The Breakfast Table

We Are All Generals Now

Dear Anne:

I don’t think that your reactions to the news this morning were “bizarre.” Far from it. I think anyone with a child (myself included) ought to feel sickened and depressed. What’s especially disturbing to me is the thought that, given the way impressionable young minds work, this incident will not be the last or the most gruesome. After all, members of the Trenchcoat Mafia were likely inspired rather than deterred by the example of earlier attacks.

Which brings me to one quibble with your train of thought. Yes, equating violence in Serbia with violence in the United States is the worst sort of moral equivalence. Still, I don’t think it’s wrong to question the values of a society that can incubate these kinds of killers. I’m all for spreading democracy, American-style, but incidents like this one are a tragic reminder that we need to do so with an appropriate degree of humility.

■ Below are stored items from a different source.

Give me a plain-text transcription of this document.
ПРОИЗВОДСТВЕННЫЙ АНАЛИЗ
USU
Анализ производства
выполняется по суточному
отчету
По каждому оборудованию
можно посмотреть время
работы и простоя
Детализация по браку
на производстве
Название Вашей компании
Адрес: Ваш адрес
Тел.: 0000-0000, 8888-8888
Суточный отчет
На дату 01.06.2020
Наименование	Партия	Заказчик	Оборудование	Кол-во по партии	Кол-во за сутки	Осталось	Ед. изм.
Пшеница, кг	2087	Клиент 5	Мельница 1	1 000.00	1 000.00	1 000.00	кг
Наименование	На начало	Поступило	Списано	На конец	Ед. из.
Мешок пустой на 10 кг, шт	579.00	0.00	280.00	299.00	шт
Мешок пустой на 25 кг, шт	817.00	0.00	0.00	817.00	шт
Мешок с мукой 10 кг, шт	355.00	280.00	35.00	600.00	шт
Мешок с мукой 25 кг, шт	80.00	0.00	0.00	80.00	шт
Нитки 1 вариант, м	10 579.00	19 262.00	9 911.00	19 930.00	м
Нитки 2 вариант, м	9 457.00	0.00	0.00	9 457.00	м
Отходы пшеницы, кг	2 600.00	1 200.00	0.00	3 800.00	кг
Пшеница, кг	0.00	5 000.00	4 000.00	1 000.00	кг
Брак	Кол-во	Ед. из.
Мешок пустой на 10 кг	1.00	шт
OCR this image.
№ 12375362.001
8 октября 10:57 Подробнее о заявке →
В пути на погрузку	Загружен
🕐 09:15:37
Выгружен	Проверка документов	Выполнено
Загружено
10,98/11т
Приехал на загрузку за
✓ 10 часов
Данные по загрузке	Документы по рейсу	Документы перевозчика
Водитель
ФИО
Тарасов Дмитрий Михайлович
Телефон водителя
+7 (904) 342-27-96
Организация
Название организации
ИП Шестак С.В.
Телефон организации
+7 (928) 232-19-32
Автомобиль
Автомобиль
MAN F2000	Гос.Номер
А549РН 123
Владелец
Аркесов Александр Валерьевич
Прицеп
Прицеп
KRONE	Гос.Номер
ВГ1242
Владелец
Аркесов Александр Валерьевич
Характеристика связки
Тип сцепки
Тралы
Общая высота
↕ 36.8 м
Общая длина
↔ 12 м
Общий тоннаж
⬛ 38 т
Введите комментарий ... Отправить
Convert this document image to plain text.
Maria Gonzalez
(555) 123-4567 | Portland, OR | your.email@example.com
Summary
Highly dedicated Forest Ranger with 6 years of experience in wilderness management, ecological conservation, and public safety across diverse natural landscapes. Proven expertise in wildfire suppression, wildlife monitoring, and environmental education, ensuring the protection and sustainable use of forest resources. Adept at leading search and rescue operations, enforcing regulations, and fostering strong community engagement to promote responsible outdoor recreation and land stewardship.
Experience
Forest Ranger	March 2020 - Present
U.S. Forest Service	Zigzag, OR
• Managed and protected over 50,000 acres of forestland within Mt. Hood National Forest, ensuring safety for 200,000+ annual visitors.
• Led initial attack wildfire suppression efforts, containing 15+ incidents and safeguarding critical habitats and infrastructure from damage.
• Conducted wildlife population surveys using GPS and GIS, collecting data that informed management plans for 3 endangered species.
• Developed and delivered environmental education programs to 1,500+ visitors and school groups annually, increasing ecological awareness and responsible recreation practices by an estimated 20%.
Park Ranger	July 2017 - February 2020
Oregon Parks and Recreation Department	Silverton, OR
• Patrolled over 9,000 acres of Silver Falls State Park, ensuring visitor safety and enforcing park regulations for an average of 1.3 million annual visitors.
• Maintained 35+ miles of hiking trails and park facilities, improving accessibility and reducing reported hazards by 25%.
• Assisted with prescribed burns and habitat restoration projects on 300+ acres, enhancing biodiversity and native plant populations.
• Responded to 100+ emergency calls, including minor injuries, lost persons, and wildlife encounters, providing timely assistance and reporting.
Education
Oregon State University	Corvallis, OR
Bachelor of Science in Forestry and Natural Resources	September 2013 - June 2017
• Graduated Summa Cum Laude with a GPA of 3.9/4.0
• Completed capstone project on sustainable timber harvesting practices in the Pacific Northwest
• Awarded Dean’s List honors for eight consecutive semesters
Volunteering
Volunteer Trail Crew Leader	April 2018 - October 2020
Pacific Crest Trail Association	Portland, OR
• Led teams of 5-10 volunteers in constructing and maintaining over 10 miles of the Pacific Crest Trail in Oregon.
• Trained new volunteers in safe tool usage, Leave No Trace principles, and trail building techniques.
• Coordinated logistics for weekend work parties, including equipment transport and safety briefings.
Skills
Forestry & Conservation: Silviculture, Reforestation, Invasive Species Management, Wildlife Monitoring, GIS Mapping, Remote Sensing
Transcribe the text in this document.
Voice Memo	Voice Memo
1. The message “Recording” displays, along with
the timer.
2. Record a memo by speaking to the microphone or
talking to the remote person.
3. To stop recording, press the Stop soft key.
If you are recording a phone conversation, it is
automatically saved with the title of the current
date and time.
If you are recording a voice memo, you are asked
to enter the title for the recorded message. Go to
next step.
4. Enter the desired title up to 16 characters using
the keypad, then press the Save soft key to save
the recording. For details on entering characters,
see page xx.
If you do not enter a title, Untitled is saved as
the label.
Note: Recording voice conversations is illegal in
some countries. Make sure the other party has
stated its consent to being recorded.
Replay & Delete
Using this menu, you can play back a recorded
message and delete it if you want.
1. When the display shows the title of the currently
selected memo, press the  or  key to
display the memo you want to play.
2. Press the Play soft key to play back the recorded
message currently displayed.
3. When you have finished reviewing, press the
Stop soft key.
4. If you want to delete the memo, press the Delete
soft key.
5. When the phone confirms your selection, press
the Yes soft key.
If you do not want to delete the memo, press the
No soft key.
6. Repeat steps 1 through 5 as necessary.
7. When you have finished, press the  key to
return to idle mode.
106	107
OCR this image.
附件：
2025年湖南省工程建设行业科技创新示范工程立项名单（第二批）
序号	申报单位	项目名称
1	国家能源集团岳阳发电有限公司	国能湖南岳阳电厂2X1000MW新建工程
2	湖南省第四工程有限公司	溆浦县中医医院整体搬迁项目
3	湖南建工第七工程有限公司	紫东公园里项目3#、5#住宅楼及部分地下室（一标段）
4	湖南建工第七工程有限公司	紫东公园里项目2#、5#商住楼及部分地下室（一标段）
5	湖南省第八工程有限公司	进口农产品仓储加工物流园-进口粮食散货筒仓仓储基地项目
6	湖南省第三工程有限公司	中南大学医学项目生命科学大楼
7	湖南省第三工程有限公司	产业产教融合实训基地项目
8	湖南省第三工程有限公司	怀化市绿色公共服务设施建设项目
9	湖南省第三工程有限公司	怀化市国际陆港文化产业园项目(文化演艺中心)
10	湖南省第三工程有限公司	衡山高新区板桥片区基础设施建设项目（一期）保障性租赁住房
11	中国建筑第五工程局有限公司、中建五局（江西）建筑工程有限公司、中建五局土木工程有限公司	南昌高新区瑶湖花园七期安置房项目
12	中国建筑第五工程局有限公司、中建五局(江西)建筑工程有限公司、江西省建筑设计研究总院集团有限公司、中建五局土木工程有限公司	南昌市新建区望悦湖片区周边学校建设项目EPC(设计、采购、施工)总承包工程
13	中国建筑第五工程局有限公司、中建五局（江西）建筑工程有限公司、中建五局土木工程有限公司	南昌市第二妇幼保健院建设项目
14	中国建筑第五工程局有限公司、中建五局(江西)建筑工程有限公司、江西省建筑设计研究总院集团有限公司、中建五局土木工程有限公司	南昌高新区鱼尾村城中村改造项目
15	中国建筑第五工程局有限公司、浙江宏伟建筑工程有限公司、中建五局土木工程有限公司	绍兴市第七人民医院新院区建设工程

Come to think of it, humility also comes in handy when discussing bombing campaigns. (How’s that for a desperate transition?) You ask me whom I believe: the NATO briefers on the success of the bombings or the independent analysts who say the Yugoslav army can keep fighting for months. Now that Andy Rooney’s strategizing on 60 Minutes has sufficiently lowered the bar for military analysis, I guess I can also chime in. My answer is, “both.” If you define successful bombing as finding targets and hitting them, NATO is succeeding–even if, as the Washington Post reports, it’s already re-bombing things that have been rebuilt. But not only is the bombing not stopping the ethnic cleansing, it also seems unlikely to break Milosevic’s will. Certainly the historical track record of such campaigns isn’t good, right down to the present day.

After skimming the transcript of Madeleine Albright’s testimony to Congress today (the things we do around here for fun), I’m beginning to come around to your point of view on the growing frustration of the public (or at least their elected representatives). She was peppered by skeptical questions. What’s your view, anyway, on the performance of our first female secretary of state?